In their review, Lavie and colleagues explain that most of the data on omega-3 have been obtained in trials using docosahexaenoic acid (DHA) and eicosapentaenoic acid (EPA), the long-chain fatty acids in this family. The most compelling evidence for cardiovascular benefits comes from four controlled trials of almost 40 000 participants randomized to receive EPA with or without DHA in studies of primary prevention, after MI, and most recently with HF, they note.


for more info see mark sisson's blog:
The Definitive Guide to Fish Oils
Rapid Fire Q&A: Fish Oil Guide Follow-Up


8 comments:

Thayne said...

Awesome article - I couldn't agree more! I'm glad to see that info becoming more public knowledge. Great blog Matt.
Thayne
www.timptrails.blogspot.com

Bryon Powell said...

Hart,
How does this jive with your feelings toward consuming minimally processed foods? Fish oil is extremely highly processed... to the point that I seem to remember that it can get away without being labeled as an allergen under US food labeling regulations.

Hart said...

powell in all the reading i've done i've never read that. i think it does fall under something i mention in the article - try to find the best source you can. pharmaceutical grade if you can find it.

Thomas said...

I have been using Flax Seed Oil as an alternative to fish oil. Same high dose of both Omega 3 & 6 without fishy burps and smell. Whole food caries several choices, I like Barlean's Flax Oil. Good as an anti-inflamatory too.

solarweasel said...

i'll admit that i merely scanned the linked articles... but other than long-term heart health, what benefits would one receive from taking fish oil? more specifically, how would an endurance athlete benefit?

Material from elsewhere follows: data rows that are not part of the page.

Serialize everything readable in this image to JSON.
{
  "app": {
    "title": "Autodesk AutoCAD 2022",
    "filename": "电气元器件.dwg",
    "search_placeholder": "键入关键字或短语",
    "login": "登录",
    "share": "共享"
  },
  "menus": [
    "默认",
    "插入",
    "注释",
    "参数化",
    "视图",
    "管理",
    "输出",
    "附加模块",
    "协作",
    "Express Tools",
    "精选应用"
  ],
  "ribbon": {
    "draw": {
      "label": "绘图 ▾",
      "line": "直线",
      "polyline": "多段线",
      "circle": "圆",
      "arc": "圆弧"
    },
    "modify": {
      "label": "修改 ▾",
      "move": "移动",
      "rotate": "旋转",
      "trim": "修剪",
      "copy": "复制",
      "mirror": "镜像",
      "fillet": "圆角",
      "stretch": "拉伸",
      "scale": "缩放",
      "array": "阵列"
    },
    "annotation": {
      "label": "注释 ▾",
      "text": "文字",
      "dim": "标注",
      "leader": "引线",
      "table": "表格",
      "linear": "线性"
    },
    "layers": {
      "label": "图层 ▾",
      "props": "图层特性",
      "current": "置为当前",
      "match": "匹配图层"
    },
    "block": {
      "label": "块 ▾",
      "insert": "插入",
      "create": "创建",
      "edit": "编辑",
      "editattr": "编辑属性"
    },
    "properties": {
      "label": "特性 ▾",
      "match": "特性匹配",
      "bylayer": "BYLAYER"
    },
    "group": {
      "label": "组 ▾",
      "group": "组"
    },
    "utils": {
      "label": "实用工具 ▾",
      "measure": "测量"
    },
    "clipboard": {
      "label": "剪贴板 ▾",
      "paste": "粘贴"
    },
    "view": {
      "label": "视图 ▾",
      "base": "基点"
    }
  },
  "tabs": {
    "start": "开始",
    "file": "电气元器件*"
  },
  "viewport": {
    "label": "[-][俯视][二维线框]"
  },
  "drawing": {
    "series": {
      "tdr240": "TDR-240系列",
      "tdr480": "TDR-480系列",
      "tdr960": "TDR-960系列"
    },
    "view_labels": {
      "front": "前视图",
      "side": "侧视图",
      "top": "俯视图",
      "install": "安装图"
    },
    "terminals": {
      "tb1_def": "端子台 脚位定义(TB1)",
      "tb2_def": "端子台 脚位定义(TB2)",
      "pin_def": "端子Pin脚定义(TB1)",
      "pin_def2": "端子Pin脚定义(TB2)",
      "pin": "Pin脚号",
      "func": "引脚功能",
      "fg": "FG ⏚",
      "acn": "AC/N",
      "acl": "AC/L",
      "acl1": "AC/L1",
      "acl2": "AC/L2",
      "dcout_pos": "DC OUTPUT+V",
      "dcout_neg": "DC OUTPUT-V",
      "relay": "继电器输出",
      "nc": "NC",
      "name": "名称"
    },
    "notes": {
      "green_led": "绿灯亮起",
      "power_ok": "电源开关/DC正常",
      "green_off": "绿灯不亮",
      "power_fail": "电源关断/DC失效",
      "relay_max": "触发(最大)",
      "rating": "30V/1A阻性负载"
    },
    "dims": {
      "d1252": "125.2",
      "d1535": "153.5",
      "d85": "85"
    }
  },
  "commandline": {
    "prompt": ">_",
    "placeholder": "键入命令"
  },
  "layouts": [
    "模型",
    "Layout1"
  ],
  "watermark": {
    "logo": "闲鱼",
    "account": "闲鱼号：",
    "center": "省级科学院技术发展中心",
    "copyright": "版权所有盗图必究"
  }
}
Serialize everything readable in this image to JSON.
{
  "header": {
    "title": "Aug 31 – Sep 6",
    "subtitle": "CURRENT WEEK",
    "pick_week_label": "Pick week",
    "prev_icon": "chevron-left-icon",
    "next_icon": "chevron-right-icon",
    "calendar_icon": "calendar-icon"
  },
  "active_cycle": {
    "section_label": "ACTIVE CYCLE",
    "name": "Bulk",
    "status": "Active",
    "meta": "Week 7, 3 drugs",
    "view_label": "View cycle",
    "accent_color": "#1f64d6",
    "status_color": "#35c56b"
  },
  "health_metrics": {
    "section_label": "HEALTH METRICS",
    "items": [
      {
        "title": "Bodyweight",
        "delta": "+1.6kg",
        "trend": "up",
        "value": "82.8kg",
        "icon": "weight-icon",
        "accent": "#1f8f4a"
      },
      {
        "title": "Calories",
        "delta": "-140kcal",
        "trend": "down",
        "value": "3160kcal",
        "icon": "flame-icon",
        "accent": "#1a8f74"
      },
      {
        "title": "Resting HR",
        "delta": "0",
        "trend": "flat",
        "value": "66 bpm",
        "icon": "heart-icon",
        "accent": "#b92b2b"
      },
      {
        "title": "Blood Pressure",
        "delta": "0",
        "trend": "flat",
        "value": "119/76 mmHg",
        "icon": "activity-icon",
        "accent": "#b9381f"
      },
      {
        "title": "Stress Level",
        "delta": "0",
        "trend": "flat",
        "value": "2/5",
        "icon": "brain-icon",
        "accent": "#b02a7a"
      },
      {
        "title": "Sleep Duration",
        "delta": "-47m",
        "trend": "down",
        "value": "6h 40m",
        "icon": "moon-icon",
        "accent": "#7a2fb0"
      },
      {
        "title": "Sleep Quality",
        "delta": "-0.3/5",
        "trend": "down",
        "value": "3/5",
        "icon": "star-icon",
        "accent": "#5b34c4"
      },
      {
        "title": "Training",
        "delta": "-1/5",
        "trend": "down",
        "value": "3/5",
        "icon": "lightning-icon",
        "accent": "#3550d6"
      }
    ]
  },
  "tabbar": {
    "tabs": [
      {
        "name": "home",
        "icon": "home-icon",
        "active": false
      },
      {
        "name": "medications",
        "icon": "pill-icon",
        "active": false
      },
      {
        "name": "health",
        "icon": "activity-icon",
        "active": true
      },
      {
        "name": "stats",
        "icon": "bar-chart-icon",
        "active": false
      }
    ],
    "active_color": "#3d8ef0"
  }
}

i'm a college student, so my budget doesn't allow me to eat all the free-range, wholesome foods that i wish i could... but at the same time i've always been kind of opposed to supplements/medications of any kind.

Natala said...

Ooohh matt! i was just going to ask you this! Fish oil is the one thing I do take semi-regularly (I use the Pharmax one w/ essential oil of orange as it tastes yummy). great post!

redhotchilly12 said...

I really appreciate here too the health benefits of
fish oil
. More people like this kind of health supplement too. I really appreciate your ideas here. Thanks for sharing this ideas about fish oil.

AH said...

Interesting article. The whole question about the omega-3/omega-6 ratios has been well established in the scientific literature on fish oil benefits. There are two points I'd make about this. First, the omega-3-6-9 "balanced" supplements are a joke. You already get more than enough omega 6 and 9 from your diet. Second, the chemical flaxseed oil benefits are just not the same as DHA and EPA from fish oil. Moreover, flaxseed has phytoestrogens, which may be of interest to some of the men reading.